Insurance isn’t for everyday problems; it’s for unexpected problems, things we can’t foresee coming, like fires and earthquakes. What if you had insurance for your car maintenance? Would you care for your tires? Would you change your oil? Would you drive carefully? Would you look for the best deals on tires and oil changes and car-washes? Or would you just go to town, knowing that your “insurance” was going to pay for everything no matter what you did? What do you think would happen to the prices for tires? For oil changes? For car-washes?

Those costs would go up astronomically, because the price becomes whatever the market will bear. When the one making the choices isn’t the one paying the bills, the market will bear a whole lot of exorbitant prices, which can be demonstrated by our current “health”-care spending. We spend a whole lot to get not-a-lot of actual health in return.  

Primary Care, the care that we get for our everyday problems like rashes, and colds, sprains and even chronic diseases like diabetes is like car maintenance. Everybody will need to do some medical care for themselves sometime. Everybody needs health maintenance, someone to discuss exercising, quitting smoking, improved diets and their social needs.  It shouldn’t be paid for with insurance. It should be paid for with cold-hard-cash, that we control, so we know what we’re getting for our money.

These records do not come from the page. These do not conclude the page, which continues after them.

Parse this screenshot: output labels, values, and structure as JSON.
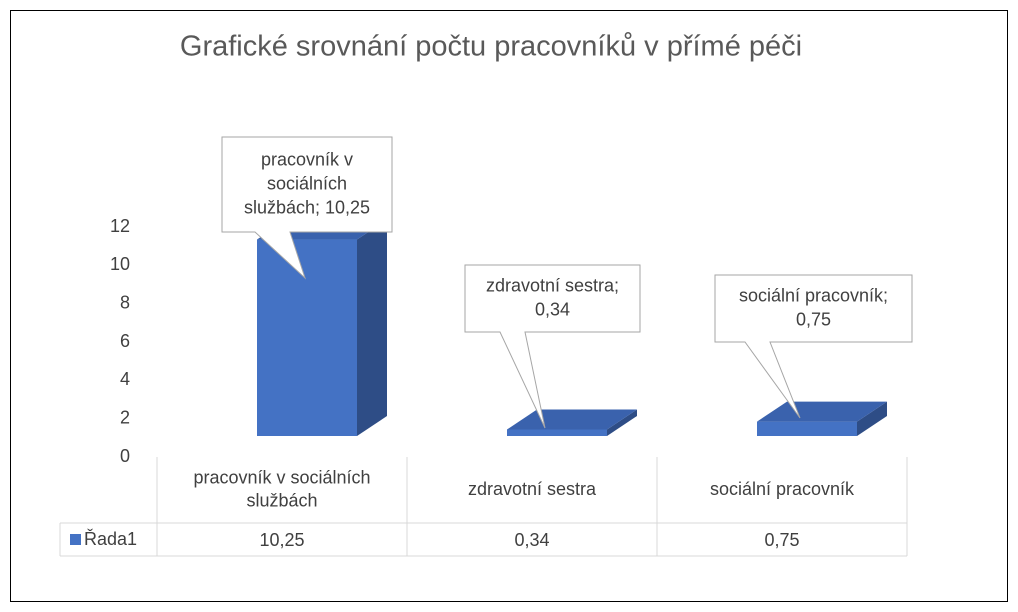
{
  "chart_data": {
    "type": "bar3d",
    "title": "Grafické srovnání počtu pracovníků v přímé péči",
    "categories": [
      "pracovník v sociálních službách",
      "zdravotní sestra",
      "sociální pracovník"
    ],
    "series": [
      {
        "name": "Řada1",
        "color": "#4472c4",
        "values": [
          10.25,
          0.34,
          0.75
        ],
        "value_labels": [
          "10,25",
          "0,34",
          "0,75"
        ],
        "data_labels": [
          "pracovník v sociálních službách; 10,25",
          "zdravotní sestra; 0,34",
          "sociální pracovník; 0,75"
        ]
      }
    ],
    "ylim": [
      0,
      12
    ],
    "yticks": [
      0,
      2,
      4,
      6,
      8,
      10,
      12
    ]
  }
}
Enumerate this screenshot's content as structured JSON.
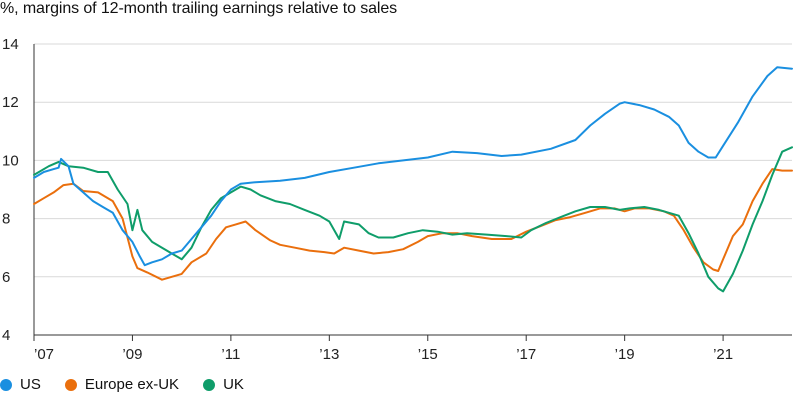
{
  "chart_data": {
    "type": "line",
    "subtitle": "%, margins of 12-month trailing earnings relative to sales",
    "ylim": [
      4,
      14
    ],
    "y_ticks": [
      4,
      6,
      8,
      10,
      12,
      14
    ],
    "xlim": [
      2007.0,
      2022.4
    ],
    "x_ticks": [
      {
        "value": 2007,
        "label": "’07"
      },
      {
        "value": 2009,
        "label": "’09"
      },
      {
        "value": 2011,
        "label": "’11"
      },
      {
        "value": 2013,
        "label": "’13"
      },
      {
        "value": 2015,
        "label": "’15"
      },
      {
        "value": 2017,
        "label": "’17"
      },
      {
        "value": 2019,
        "label": "’19"
      },
      {
        "value": 2021,
        "label": "’21"
      }
    ],
    "grid": true,
    "legend_position": "bottom-left",
    "series": [
      {
        "name": "US",
        "color": "#1a8fe0",
        "points": [
          [
            2007.0,
            9.4
          ],
          [
            2007.2,
            9.6
          ],
          [
            2007.4,
            9.7
          ],
          [
            2007.5,
            9.75
          ],
          [
            2007.55,
            10.05
          ],
          [
            2007.7,
            9.8
          ],
          [
            2007.8,
            9.2
          ],
          [
            2008.0,
            8.9
          ],
          [
            2008.2,
            8.6
          ],
          [
            2008.4,
            8.4
          ],
          [
            2008.6,
            8.2
          ],
          [
            2008.8,
            7.6
          ],
          [
            2009.0,
            7.2
          ],
          [
            2009.15,
            6.7
          ],
          [
            2009.25,
            6.4
          ],
          [
            2009.4,
            6.5
          ],
          [
            2009.6,
            6.6
          ],
          [
            2009.8,
            6.8
          ],
          [
            2010.0,
            6.9
          ],
          [
            2010.2,
            7.3
          ],
          [
            2010.4,
            7.7
          ],
          [
            2010.6,
            8.1
          ],
          [
            2010.8,
            8.6
          ],
          [
            2011.0,
            9.0
          ],
          [
            2011.2,
            9.2
          ],
          [
            2011.5,
            9.25
          ],
          [
            2012.0,
            9.3
          ],
          [
            2012.5,
            9.4
          ],
          [
            2013.0,
            9.6
          ],
          [
            2013.5,
            9.75
          ],
          [
            2014.0,
            9.9
          ],
          [
            2014.5,
            10.0
          ],
          [
            2015.0,
            10.1
          ],
          [
            2015.5,
            10.3
          ],
          [
            2016.0,
            10.25
          ],
          [
            2016.5,
            10.15
          ],
          [
            2016.9,
            10.2
          ],
          [
            2017.5,
            10.4
          ],
          [
            2018.0,
            10.7
          ],
          [
            2018.3,
            11.2
          ],
          [
            2018.6,
            11.6
          ],
          [
            2018.9,
            11.95
          ],
          [
            2019.0,
            12.0
          ],
          [
            2019.3,
            11.9
          ],
          [
            2019.6,
            11.75
          ],
          [
            2019.9,
            11.5
          ],
          [
            2020.1,
            11.2
          ],
          [
            2020.3,
            10.6
          ],
          [
            2020.5,
            10.3
          ],
          [
            2020.7,
            10.1
          ],
          [
            2020.85,
            10.1
          ],
          [
            2021.0,
            10.5
          ],
          [
            2021.3,
            11.3
          ],
          [
            2021.6,
            12.2
          ],
          [
            2021.9,
            12.9
          ],
          [
            2022.1,
            13.2
          ],
          [
            2022.4,
            13.15
          ]
        ]
      },
      {
        "name": "Europe ex-UK",
        "color": "#ea6f0d",
        "points": [
          [
            2007.0,
            8.5
          ],
          [
            2007.2,
            8.7
          ],
          [
            2007.4,
            8.9
          ],
          [
            2007.6,
            9.15
          ],
          [
            2007.8,
            9.2
          ],
          [
            2008.0,
            8.95
          ],
          [
            2008.3,
            8.9
          ],
          [
            2008.6,
            8.6
          ],
          [
            2008.8,
            8.0
          ],
          [
            2009.0,
            6.7
          ],
          [
            2009.1,
            6.3
          ],
          [
            2009.3,
            6.15
          ],
          [
            2009.6,
            5.9
          ],
          [
            2009.8,
            6.0
          ],
          [
            2010.0,
            6.1
          ],
          [
            2010.2,
            6.5
          ],
          [
            2010.5,
            6.8
          ],
          [
            2010.7,
            7.3
          ],
          [
            2010.9,
            7.7
          ],
          [
            2011.1,
            7.8
          ],
          [
            2011.3,
            7.9
          ],
          [
            2011.5,
            7.6
          ],
          [
            2011.8,
            7.25
          ],
          [
            2012.0,
            7.1
          ],
          [
            2012.3,
            7.0
          ],
          [
            2012.6,
            6.9
          ],
          [
            2012.9,
            6.85
          ],
          [
            2013.1,
            6.8
          ],
          [
            2013.3,
            7.0
          ],
          [
            2013.6,
            6.9
          ],
          [
            2013.9,
            6.8
          ],
          [
            2014.2,
            6.85
          ],
          [
            2014.5,
            6.95
          ],
          [
            2014.8,
            7.2
          ],
          [
            2015.0,
            7.4
          ],
          [
            2015.3,
            7.5
          ],
          [
            2015.6,
            7.5
          ],
          [
            2015.9,
            7.4
          ],
          [
            2016.3,
            7.3
          ],
          [
            2016.7,
            7.3
          ],
          [
            2017.0,
            7.55
          ],
          [
            2017.3,
            7.75
          ],
          [
            2017.6,
            7.95
          ],
          [
            2017.9,
            8.05
          ],
          [
            2018.2,
            8.2
          ],
          [
            2018.5,
            8.35
          ],
          [
            2018.8,
            8.35
          ],
          [
            2019.0,
            8.25
          ],
          [
            2019.2,
            8.35
          ],
          [
            2019.5,
            8.35
          ],
          [
            2019.8,
            8.25
          ],
          [
            2020.0,
            8.1
          ],
          [
            2020.2,
            7.6
          ],
          [
            2020.4,
            7.0
          ],
          [
            2020.6,
            6.5
          ],
          [
            2020.8,
            6.25
          ],
          [
            2020.9,
            6.2
          ],
          [
            2021.0,
            6.6
          ],
          [
            2021.2,
            7.4
          ],
          [
            2021.4,
            7.8
          ],
          [
            2021.6,
            8.6
          ],
          [
            2021.8,
            9.2
          ],
          [
            2022.0,
            9.7
          ],
          [
            2022.2,
            9.65
          ],
          [
            2022.4,
            9.65
          ]
        ]
      },
      {
        "name": "UK",
        "color": "#0f9d6a",
        "points": [
          [
            2007.0,
            9.5
          ],
          [
            2007.3,
            9.8
          ],
          [
            2007.5,
            9.95
          ],
          [
            2007.7,
            9.8
          ],
          [
            2008.0,
            9.75
          ],
          [
            2008.3,
            9.6
          ],
          [
            2008.5,
            9.6
          ],
          [
            2008.7,
            9.0
          ],
          [
            2008.9,
            8.5
          ],
          [
            2009.0,
            7.6
          ],
          [
            2009.1,
            8.3
          ],
          [
            2009.2,
            7.6
          ],
          [
            2009.4,
            7.2
          ],
          [
            2009.6,
            7.0
          ],
          [
            2009.8,
            6.8
          ],
          [
            2010.0,
            6.6
          ],
          [
            2010.2,
            7.0
          ],
          [
            2010.4,
            7.7
          ],
          [
            2010.6,
            8.3
          ],
          [
            2010.8,
            8.7
          ],
          [
            2011.0,
            8.9
          ],
          [
            2011.2,
            9.1
          ],
          [
            2011.4,
            9.0
          ],
          [
            2011.6,
            8.8
          ],
          [
            2011.9,
            8.6
          ],
          [
            2012.2,
            8.5
          ],
          [
            2012.5,
            8.3
          ],
          [
            2012.8,
            8.1
          ],
          [
            2013.0,
            7.9
          ],
          [
            2013.2,
            7.3
          ],
          [
            2013.3,
            7.9
          ],
          [
            2013.6,
            7.8
          ],
          [
            2013.8,
            7.5
          ],
          [
            2014.0,
            7.35
          ],
          [
            2014.3,
            7.35
          ],
          [
            2014.6,
            7.5
          ],
          [
            2014.9,
            7.6
          ],
          [
            2015.2,
            7.55
          ],
          [
            2015.5,
            7.45
          ],
          [
            2015.8,
            7.5
          ],
          [
            2016.2,
            7.45
          ],
          [
            2016.6,
            7.4
          ],
          [
            2016.9,
            7.35
          ],
          [
            2017.1,
            7.6
          ],
          [
            2017.4,
            7.85
          ],
          [
            2017.7,
            8.05
          ],
          [
            2018.0,
            8.25
          ],
          [
            2018.3,
            8.4
          ],
          [
            2018.6,
            8.4
          ],
          [
            2018.9,
            8.3
          ],
          [
            2019.1,
            8.35
          ],
          [
            2019.4,
            8.4
          ],
          [
            2019.7,
            8.3
          ],
          [
            2019.9,
            8.2
          ],
          [
            2020.1,
            8.1
          ],
          [
            2020.3,
            7.5
          ],
          [
            2020.5,
            6.8
          ],
          [
            2020.7,
            6.0
          ],
          [
            2020.9,
            5.6
          ],
          [
            2021.0,
            5.5
          ],
          [
            2021.2,
            6.1
          ],
          [
            2021.4,
            6.9
          ],
          [
            2021.6,
            7.8
          ],
          [
            2021.8,
            8.6
          ],
          [
            2022.0,
            9.5
          ],
          [
            2022.2,
            10.3
          ],
          [
            2022.4,
            10.45
          ]
        ]
      }
    ]
  },
  "legend": [
    {
      "label": "US",
      "color": "#1a8fe0"
    },
    {
      "label": "Europe ex-UK",
      "color": "#ea6f0d"
    },
    {
      "label": "UK",
      "color": "#0f9d6a"
    }
  ]
}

On the other hand, there is catastrophic care, the kinds of things that can’t be planned for, like car-accidents, cancer and premature birth. Or things that are beyond the capacity of a normal person to afford, like organ-transplants, ICU care for sepsis or a child with sickle-cell anemia. These things can be covered by insurance, and should be available to all. Should there be no cost-sharing? No, I don’t think so. I think that people make better decisions about their care when they know they are on the hook for a part of it. Nor should we leave poor people to “fend for themselves” when it comes to medical care, or the working class to have to spend themselves down to bankruptcy to get covered for these catastrophic expenses.

The ideal system, one that combines elements of the Swiss system and the Singapore system, is one where everyone is required to have both catastrophic insurance AND to have a Health-Savings-Account. The Health-Savings-Account is for the everyday expenses, with the insurance actually doing what insurance is supposed to do, take care of the unexpected. The government can subsidize the HSA for those who cannot afford to make full contributions so that everyone, regardless of income level, can get good care.

Even chronic, expensive, diseases like sickle-cell-anemia and asthma from prematurity can be better and less expensively cared for in a healthy primary-care environment. Excellent primary care has been shown repeatedly to lower emergency department visits and hospitalizations for a range of conditions, to include diabetes, COPD, asthma and chronic kidney disease.[iv]

All of this is why I recommend to my new patients who don’t have insurance, or have expensive and more-or-less useless HMO plans that they start on Liberty HealthShare. Liberty HealthShare is an expense-sharing organization where members band together to take responsibility for their own health, but also reach out to help those in need. Members pay for the basics themselves, but are backed by a large group of like-minded citizens who want to help and similarly be helped in return should they need it. It’s not perfect. They don’t cover pre-existing conditions immediately, but they do offer affordable assistance in a cost-effective way. They also avoid the third-party pitfall of taking the payer out of the decision-making process. It puts you, the patient, back in control of your care and your health.